More details about the bill:

Both the House and Senate version of the bills provide access to high-quality preschool programs for children in underperforming school districts through a targeted, phased-in approach. This comprehensive plan is modeled after the New Jersey Abbott preschool program, which has helped to narrow the achievement gap. Key components include:

• A focus on preschool-age children (from 2 years and 9 months to kindergarten-eligible)
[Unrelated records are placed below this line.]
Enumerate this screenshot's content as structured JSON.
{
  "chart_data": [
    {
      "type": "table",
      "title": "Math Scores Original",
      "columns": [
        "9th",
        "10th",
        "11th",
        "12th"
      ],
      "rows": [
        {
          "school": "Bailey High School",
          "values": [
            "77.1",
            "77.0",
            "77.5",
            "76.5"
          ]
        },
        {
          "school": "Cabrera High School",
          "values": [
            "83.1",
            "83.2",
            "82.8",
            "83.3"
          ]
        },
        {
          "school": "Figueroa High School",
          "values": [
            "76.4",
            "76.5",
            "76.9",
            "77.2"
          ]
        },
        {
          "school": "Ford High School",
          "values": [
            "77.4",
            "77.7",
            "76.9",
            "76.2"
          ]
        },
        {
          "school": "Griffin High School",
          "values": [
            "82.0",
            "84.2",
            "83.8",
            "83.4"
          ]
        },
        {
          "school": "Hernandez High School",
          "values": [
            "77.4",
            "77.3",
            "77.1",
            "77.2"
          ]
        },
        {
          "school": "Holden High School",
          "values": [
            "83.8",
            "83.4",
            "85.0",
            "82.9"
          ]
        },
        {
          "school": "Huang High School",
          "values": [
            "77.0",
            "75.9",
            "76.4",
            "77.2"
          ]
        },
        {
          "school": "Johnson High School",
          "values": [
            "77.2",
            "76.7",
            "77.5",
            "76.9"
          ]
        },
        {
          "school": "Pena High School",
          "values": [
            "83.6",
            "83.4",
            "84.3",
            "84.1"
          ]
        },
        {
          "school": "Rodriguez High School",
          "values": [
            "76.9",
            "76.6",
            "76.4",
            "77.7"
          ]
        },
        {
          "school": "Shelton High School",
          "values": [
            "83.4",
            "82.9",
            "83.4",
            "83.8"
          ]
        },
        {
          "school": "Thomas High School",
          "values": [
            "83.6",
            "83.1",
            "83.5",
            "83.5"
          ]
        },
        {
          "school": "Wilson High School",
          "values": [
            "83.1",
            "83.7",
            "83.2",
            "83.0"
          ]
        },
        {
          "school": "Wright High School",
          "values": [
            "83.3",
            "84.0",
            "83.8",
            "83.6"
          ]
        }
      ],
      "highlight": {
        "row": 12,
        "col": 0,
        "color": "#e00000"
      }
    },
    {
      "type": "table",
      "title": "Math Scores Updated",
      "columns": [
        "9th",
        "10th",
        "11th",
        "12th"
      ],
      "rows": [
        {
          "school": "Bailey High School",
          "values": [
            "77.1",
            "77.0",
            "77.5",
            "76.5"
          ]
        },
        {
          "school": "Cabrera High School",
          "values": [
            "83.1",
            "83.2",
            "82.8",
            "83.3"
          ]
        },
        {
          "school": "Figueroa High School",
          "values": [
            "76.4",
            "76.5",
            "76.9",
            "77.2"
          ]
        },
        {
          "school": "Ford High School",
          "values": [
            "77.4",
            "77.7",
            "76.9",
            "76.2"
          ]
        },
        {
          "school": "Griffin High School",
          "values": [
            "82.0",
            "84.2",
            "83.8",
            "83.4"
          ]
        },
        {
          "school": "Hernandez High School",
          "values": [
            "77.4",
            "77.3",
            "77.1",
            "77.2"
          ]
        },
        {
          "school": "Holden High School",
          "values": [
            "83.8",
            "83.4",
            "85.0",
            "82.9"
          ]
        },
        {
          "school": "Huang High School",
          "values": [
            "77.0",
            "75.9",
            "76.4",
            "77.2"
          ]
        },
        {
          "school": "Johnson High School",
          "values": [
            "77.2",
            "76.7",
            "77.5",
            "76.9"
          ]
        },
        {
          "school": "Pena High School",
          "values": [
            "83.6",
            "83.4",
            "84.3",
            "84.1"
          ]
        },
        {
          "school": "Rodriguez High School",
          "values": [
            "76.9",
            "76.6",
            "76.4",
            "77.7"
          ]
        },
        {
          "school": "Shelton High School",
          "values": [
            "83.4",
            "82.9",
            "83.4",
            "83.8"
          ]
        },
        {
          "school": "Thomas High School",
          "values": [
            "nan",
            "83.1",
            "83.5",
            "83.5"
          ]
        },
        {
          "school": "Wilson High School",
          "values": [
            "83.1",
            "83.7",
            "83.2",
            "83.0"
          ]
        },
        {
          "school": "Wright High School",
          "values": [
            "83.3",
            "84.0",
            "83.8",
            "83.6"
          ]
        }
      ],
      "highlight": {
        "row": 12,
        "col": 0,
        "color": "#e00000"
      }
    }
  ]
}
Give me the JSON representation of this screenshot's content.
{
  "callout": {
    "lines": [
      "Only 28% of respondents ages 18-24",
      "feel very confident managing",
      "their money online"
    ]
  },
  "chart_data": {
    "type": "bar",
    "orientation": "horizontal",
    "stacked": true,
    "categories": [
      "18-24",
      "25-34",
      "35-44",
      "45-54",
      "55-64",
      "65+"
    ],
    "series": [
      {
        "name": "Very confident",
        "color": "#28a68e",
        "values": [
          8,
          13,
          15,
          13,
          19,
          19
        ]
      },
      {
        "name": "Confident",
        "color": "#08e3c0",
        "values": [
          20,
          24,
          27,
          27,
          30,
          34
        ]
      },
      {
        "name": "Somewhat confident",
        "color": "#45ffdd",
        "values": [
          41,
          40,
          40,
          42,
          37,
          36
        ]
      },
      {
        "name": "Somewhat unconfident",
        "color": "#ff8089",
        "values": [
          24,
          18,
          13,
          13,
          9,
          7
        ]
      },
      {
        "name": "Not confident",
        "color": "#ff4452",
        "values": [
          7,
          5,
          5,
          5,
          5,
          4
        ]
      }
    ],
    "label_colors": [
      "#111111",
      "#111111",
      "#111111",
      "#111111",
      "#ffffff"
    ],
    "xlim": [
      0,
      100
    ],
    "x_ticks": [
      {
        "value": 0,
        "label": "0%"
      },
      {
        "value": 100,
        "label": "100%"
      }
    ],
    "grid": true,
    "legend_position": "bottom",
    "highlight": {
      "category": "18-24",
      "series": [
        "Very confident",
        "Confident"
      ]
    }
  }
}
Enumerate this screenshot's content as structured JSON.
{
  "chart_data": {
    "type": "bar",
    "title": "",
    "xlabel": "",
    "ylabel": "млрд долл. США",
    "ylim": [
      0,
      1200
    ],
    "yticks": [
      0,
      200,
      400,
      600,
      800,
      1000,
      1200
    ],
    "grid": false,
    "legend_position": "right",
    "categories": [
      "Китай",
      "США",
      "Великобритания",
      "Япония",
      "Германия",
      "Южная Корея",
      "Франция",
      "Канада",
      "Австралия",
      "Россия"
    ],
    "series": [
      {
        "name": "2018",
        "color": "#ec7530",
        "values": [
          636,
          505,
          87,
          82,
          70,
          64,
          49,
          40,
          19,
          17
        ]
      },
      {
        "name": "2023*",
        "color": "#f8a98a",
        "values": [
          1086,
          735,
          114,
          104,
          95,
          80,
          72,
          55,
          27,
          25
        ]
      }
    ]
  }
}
• A commitment to the mixed-delivery system of public and private pre-K providers

• A multi-year phase-in of funding, beginning with “ready communities” that have state-approved implementation plans

• Priority for communities with level 5, 4, and 3 school districts as defined in DESE’s accountability framework

• Priority for communities with large percentages of high-needs students

• Adequate funding to ensure program quality and teacher salaries and qualifications comparable to the K-12 system; and

• Program quality requirements aligned with federal Preschool Expansion Grant standards, including student-to-teacher ratios of 10 to 1, with no more than 20 pre-K students; teacher qualifications and compensation; inclusion of children with disabilities; developmentally appropriate instruction; and family engagement.